Não se esqueça da matriz de confusão

Uma das formas mais usuais de ser enganado é quando uma pessoa chama a atenção apenas para um lado de uma situação. Vamos trabalhar com um exemplo simples. Alguém diz para você que no passado ele comprou ação de uma empresa quando ninguém acreditava nela. Por esse motivo, agora ele está sugerindo que você compre a ação de uma nova empresa que apareceu no mercado, a XYZ. Afinal, seu passado de sucesso é algo que sustenta essa indicação.

Provavelmente, o leitor já deve ter visto essa situação antes. E isso ocorreu não somente em indicações de investimento, mas também em casos relatados em grupos de mídia social ou por pessoas que tentam argumentar com você usando frases como "eu conheço uma pessoa..."

Para esses casos, pense sempre na grade de possibilidades ou na matriz de confusão. O primeiro nome foi proposto por Daniel Simons e Christopher Chabris, em "Nobody’s Fool". Mas na estatística, o nome é matriz de confusão, e é esse que iremos usar.

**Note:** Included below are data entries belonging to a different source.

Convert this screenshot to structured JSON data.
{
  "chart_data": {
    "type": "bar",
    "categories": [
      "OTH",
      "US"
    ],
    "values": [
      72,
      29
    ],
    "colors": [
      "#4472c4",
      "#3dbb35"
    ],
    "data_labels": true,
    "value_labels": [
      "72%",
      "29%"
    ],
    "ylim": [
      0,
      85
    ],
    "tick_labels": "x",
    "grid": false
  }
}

De forma irônica, a matriz de confusão é capaz de evitar confusões nos argumentos manipulados, como no parágrafo inicial deste texto.

A matriz de confusão é um retângulo com quatro áreas. De um lado, temos o que aconteceu; do outro lado, o que foi sugerido ou previsto. A seguir temos o desenho desta matriz:



Quando alguém afirma que acertou na escolha de um investimento no passado, está falando da caixinha branca da figura acima. A pessoa optou por investir e acertou, pois o retorno foi bom. Veja que a informação que foi passada - "acertei no passado" - não é imparcial, pois não diz nada sobre as outras três áreas da figura.

Vamos começar com a caixinha amarela. Nessa situação, a pessoa decidiu não investir e foi uma decisão adequada, já que o retorno foi ruim. Tanto a caixinha amarela quanto a área branca são as regiões dos acertos. Como as oportunidades de investimento são inúmeras, geralmente não lembramos dos investimentos ruins que não fizemos (área amarela) e valorizamos muito os investimentos acertados.

Agora considere a área laranja e vermelha. A soma das duas representa nossos erros. Veja o caso da caixinha vermelha. A pessoa decidiu não investir em uma aplicação e a decisão não foi boa, já que o retorno foi adequado. São as oportunidades de investimento adequadas que perdemos na vida. Poderíamos ter comprado ações daquela startup logo no seu começo e não fizemos. Mas o pior é a área laranja, já que investimos e o retorno foi ruim.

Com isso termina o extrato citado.